The FTE automotive Group is a German automotive manufacturing company specialized in the sector of drive train and brake system applications for the automotive industry. The company supplies all notable automobile manufacturers and employs over 3800 employees at 11 production sites around the world. FTE automotive is based in Ebern, Bavaria, Germany. On June 2, 2016, Bain Capital sold FTE Automotive to the French automotive supplier Valeo for 819.3 million euros.

Production sites 
 FTE automotive GmbH, Ebern, 
 FTE automotive Möve GmbH, Mühlhausen, 
 FTE automotive systems GmbH, Fischbach (Ebern), 
 FTE automotive (Taicang) Co., Ltd. 
 FTE automotive Czechia s.r.o., Podborany, 
 FTE automotive Slovakia s.r.o, Prešov, 
 FTE automotive USA Inc., Auburn Hills, 
 FTE Industria e Comercio Ltda, São Paulo, 
 FTE Mexicana S.A. de C.V, Puebla, 

Joint Venture:
 APG-FTE automotive Co.

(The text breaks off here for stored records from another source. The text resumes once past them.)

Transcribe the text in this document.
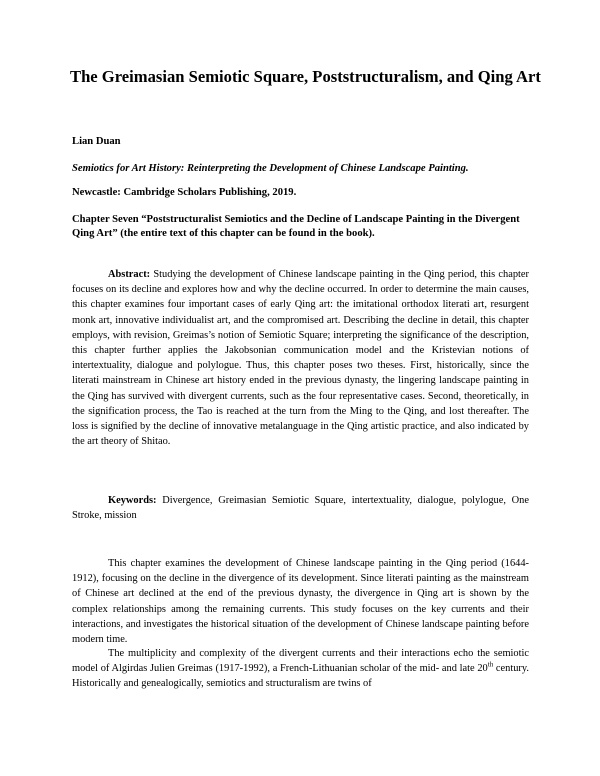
The Greimasian Semiotic Square, Poststructuralism, and Qing Art
Lian Duan
Semiotics for Art History: Reinterpreting the Development of Chinese Landscape Painting.
Newcastle: Cambridge Scholars Publishing, 2019.
Chapter Seven “Poststructuralist Semiotics and the Decline of Landscape Painting in the Divergent Qing Art” (the entire text of this chapter can be found in the book).
Abstract: Studying the development of Chinese landscape painting in the Qing period, this chapter focuses on its decline and explores how and why the decline occurred. In order to determine the main causes, this chapter examines four important cases of early Qing art: the imitational orthodox literati art, resurgent monk art, innovative individualist art, and the compromised art. Describing the decline in detail, this chapter employs, with revision, Greimas’s notion of Semiotic Square; interpreting the significance of the description, this chapter further applies the Jakobsonian communication model and the Kristevian notions of intertextuality, dialogue and polylogue. Thus, this chapter poses two theses. First, historically, since the literati mainstream in Chinese art history ended in the previous dynasty, the lingering landscape painting in the Qing has survived with divergent currents, such as the four representative cases. Second, theoretically, in the signification process, the Tao is reached at the turn from the Ming to the Qing, and lost thereafter. The loss is signified by the decline of innovative metalanguage in the Qing artistic practice, and also indicated by the art theory of Shitao.
Keywords: Divergence, Greimasian Semiotic Square, intertextuality, dialogue, polylogue, One Stroke, mission
This chapter examines the development of Chinese landscape painting in the Qing period (1644-1912), focusing on the decline in the divergence of its development. Since literati painting as the mainstream of Chinese art declined at the end of the previous dynasty, the divergence in Qing art is shown by the complex relationships among the remaining currents. This study focuses on the key currents and their interactions, and investigates the historical situation of the development of Chinese landscape painting before modern time.
The multiplicity and complexity of the divergent currents and their interactions echo the semiotic model of Algirdas Julien Greimas (1917-1992), a French-Lithuanian scholar of the mid- and late 20th century. Historically and genealogically, semiotics and structuralism are twins of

Ltd., Hangzhou, 
 SFMC s.r.o., Prešov,

Products 
The company produces a multitude of hydraulic brake and clutch components:

 Brake boosters
 Dual centric slave cylinders 
 Electric lube oil pumps 
 Gear actuator modules 
 Parking lock cylinders
 Cooling oil valves
 Brake caliper replacements
 Brakes hoses
 Electro-hydraulic actuators 
 Clutch master cylinders
 Clutch slave cylinders
 Clutch pipes
 Drum brakes
 Concentric slave cylinders

The product portfolio included electrical sensors  and accessories.